In a flash she was across the road, beckoning them to a halt.
‘What in fairy fuck’s name d’you think you’re playing at?’ she hissed.
The two shoplifters tipped their human cargo out, reclaimed the long coat which had clearly only been on loan and resumed their strut down the footpath.
‘Maisie.’
The cry from the gutter was one of delight, having not seen each other since she’d departed that frigid laneway on Monday night.
‘I asked what the hell you’re doing’ she repeated in a softer tone.
‘Ah, y’know me. Saw this in my diary and managed to hitch a lift ‘ere.’

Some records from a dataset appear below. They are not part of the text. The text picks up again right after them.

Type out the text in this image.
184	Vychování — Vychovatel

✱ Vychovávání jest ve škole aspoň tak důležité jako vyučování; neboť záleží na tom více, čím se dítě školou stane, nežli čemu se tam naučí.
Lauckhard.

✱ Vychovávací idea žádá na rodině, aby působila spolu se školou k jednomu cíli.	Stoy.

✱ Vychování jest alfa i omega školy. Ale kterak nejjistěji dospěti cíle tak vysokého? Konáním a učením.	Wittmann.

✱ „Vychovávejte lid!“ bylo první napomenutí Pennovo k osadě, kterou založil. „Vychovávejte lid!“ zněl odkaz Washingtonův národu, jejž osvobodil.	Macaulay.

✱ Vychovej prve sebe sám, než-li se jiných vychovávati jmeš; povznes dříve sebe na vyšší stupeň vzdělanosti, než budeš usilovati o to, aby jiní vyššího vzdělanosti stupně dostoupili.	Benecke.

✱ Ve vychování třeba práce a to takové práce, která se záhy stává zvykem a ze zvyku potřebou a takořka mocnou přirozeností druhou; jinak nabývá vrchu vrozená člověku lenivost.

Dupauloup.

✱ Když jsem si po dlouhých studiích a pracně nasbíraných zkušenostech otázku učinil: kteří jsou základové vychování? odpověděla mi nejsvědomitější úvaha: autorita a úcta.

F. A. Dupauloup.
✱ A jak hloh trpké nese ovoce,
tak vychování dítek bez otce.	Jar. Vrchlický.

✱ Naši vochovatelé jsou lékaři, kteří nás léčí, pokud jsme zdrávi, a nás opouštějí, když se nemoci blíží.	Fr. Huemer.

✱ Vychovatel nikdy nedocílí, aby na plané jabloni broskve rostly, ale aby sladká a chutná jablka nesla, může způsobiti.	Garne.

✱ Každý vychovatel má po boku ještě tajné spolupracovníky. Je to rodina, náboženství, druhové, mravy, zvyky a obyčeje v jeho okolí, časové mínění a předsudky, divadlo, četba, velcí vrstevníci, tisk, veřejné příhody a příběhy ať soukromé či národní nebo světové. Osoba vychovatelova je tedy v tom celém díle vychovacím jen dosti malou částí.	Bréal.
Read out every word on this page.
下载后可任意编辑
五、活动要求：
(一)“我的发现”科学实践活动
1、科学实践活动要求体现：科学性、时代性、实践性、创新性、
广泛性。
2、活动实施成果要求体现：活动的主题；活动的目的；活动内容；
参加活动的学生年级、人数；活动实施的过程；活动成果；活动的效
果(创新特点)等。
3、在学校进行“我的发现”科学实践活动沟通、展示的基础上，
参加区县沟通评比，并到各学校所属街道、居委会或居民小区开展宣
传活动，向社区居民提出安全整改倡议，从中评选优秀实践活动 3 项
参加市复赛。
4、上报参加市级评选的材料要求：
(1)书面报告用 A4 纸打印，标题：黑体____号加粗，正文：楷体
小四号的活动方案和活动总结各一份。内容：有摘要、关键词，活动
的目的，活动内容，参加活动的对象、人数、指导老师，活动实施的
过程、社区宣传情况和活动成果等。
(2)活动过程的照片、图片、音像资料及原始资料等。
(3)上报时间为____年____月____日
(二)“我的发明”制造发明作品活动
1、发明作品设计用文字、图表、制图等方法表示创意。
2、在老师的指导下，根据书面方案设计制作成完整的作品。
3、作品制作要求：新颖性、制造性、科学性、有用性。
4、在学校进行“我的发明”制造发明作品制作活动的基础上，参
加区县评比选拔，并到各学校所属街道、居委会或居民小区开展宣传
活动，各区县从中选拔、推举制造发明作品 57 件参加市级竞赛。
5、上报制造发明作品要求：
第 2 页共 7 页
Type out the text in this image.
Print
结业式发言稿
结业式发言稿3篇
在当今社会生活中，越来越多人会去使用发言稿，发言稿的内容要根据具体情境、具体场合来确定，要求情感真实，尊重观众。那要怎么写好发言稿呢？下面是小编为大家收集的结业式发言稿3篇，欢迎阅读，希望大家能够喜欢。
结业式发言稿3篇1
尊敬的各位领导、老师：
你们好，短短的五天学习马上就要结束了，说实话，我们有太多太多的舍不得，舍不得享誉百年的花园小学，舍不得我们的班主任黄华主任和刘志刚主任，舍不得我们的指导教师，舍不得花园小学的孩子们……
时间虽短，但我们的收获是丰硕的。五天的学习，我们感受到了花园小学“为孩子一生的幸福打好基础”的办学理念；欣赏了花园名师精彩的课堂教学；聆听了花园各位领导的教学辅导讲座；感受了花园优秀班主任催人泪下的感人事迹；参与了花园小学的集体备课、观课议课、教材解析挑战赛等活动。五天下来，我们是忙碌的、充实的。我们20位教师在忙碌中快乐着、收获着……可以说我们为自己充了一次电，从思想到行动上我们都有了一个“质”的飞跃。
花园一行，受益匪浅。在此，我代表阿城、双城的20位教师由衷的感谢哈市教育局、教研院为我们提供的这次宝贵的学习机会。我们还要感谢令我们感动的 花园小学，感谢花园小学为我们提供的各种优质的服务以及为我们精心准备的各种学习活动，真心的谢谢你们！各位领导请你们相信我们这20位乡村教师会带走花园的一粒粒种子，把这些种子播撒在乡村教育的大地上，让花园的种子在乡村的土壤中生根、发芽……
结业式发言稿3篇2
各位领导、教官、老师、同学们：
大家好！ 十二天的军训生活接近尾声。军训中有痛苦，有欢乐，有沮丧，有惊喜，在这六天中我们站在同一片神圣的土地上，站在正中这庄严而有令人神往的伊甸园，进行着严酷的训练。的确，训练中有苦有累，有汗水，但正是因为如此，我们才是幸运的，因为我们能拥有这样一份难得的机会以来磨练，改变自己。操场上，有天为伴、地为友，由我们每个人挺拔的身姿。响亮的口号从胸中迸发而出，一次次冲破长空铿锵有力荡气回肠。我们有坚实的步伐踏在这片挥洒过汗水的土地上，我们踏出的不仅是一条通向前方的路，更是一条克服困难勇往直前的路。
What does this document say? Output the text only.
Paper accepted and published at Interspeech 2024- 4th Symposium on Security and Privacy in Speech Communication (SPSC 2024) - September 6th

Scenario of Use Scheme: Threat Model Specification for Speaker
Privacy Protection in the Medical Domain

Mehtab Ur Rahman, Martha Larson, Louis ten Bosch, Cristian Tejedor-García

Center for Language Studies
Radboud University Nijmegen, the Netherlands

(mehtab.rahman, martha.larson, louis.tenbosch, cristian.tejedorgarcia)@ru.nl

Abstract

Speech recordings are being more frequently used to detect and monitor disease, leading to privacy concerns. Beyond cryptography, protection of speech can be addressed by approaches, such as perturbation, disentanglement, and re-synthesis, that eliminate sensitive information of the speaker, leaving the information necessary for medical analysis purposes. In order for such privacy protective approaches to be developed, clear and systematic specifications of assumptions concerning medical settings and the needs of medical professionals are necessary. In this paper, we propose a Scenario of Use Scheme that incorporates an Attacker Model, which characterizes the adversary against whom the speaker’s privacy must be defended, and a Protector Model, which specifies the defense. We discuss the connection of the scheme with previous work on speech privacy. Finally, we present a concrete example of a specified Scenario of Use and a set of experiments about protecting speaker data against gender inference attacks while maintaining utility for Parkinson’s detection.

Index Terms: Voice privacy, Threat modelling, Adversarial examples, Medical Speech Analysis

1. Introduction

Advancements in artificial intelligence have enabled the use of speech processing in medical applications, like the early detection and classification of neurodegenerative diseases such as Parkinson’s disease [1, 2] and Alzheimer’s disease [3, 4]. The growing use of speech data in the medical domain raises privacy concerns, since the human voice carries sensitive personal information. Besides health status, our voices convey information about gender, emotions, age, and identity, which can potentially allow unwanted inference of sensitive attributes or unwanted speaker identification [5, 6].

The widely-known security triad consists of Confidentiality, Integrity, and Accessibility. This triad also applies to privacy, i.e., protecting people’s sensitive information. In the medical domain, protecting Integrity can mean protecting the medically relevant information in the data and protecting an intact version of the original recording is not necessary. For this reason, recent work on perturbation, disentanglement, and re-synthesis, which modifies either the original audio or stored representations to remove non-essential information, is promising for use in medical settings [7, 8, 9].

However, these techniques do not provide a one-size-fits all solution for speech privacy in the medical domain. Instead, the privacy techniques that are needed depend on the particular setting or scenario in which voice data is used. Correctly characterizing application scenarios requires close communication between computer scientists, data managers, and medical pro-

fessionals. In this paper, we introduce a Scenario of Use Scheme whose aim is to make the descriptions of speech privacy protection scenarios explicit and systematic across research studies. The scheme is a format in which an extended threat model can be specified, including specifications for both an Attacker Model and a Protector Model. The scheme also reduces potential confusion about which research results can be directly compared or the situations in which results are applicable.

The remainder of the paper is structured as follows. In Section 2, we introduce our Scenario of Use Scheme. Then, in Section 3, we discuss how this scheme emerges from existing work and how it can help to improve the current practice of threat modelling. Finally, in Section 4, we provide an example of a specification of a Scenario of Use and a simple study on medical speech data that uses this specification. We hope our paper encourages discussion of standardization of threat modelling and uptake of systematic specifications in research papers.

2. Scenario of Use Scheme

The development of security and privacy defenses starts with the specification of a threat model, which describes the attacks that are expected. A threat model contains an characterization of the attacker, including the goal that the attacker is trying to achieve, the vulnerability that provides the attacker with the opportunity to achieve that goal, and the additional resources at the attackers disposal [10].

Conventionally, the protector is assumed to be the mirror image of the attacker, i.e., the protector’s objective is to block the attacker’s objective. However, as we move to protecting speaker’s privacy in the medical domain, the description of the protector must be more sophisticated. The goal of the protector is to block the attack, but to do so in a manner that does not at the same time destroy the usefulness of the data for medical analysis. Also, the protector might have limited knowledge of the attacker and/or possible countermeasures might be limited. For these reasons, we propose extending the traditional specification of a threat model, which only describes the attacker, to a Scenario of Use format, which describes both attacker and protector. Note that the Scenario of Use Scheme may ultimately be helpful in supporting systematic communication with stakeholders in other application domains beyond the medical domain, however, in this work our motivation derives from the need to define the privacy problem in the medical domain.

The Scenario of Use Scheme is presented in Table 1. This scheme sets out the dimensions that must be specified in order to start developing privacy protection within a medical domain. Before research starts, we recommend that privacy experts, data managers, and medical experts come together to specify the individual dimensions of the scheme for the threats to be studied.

As Margo looked down she was greeted by a half-drunk bottle of Gordons and a cheeky stage wink. She couldn’t help but smile back.
‘Well I need you to get going now. And stay outta trouble, can you promise us that?’
‘Yes boss. Right away massa’ came the mock-submissive response.
She glanced about but, amid the tumult, they hadn’t attracted attention.
‘I’d be keeping me voice down if I were you’ she advised. ‘That is, if you don’t want your pasty face rearranged.’
Her concern was met with a giggle.
‘No problem. Oh yeh, there was something I needed to tell you.’
Margo wondered why in that case she hadn’t received the usual request to meet. She kept the thought to herself.
‘Which was?’
‘Oh … what the hell was it again?’
After a second or two her patience was rewarded.
‘That’s it. Hot tip. Fresh off the street.’
‘Go on.’
‘Apparently some of the old Stamford Hill crew might be seeking revenge for what went down two years back.’
‘Revenge? ʼOw so?’
‘Well it’s not entirely certain. But there’s just a chance, an ever so slight chance they may be gearing up to, y’know …’
Once more she was forced to endure an extended pause. All the while noticing an acute stench of gin.
‘… Join in a riot or something!’
The joke deserved far less than the grimace it engendered.
‘Har bloody har. Very funny. You’re a real genius and don’t you know it.’
It was time that they all moved on. She offered a hand up.
‘Off you trip then. Try not to get arrested this time.’
‘Okey doke. I’m leaving now my beloved Fuhrer.’
‘Not that way you dopey bugger, you’ll get yourself killed.’
Margo reoriented them both 180 degrees.
‘Walk ten minutes that direction. Probably twenty at speed you’ll be weaving. You can reach Kings Cross from the station what you’ll stumble on after the good left hand bend.’
Watching the reluctant trudge off, she added a rider.
‘And whatever you do, stay outta the pubs if you don’t want ʼem burning down around you.’
Margo suspected the advice would be ignored the moment her back was turned, though resolved to keep an eye out as long as possible for how blatantly this might transpire. The art of running human sources, she knew, meant evaluating personal characteristics which could be a weakness, a strength, or both. Thus in her trade it was second nature to establish what motivates an individual, then work out how to incorporate, plan around or use their idiosyncrasies. However, received wisdom had it that alcohol and reliability made for unsuitable bedfellows. And alcohol was the reason her first proposal that they consider taking this jester on had been knocked back, despite an impressive network in areas her section needed to monitor; at the time she’d felt hard done by, keen to demonstrate her potential for talent spotting in order to be fast tracked for higher responsibilities.
She had done what she could but, with the scent of chaos in the air, Margo had to return to the others, relieved that none had drifted. She re-crossed the thoroughfare, only to be met by chuckling.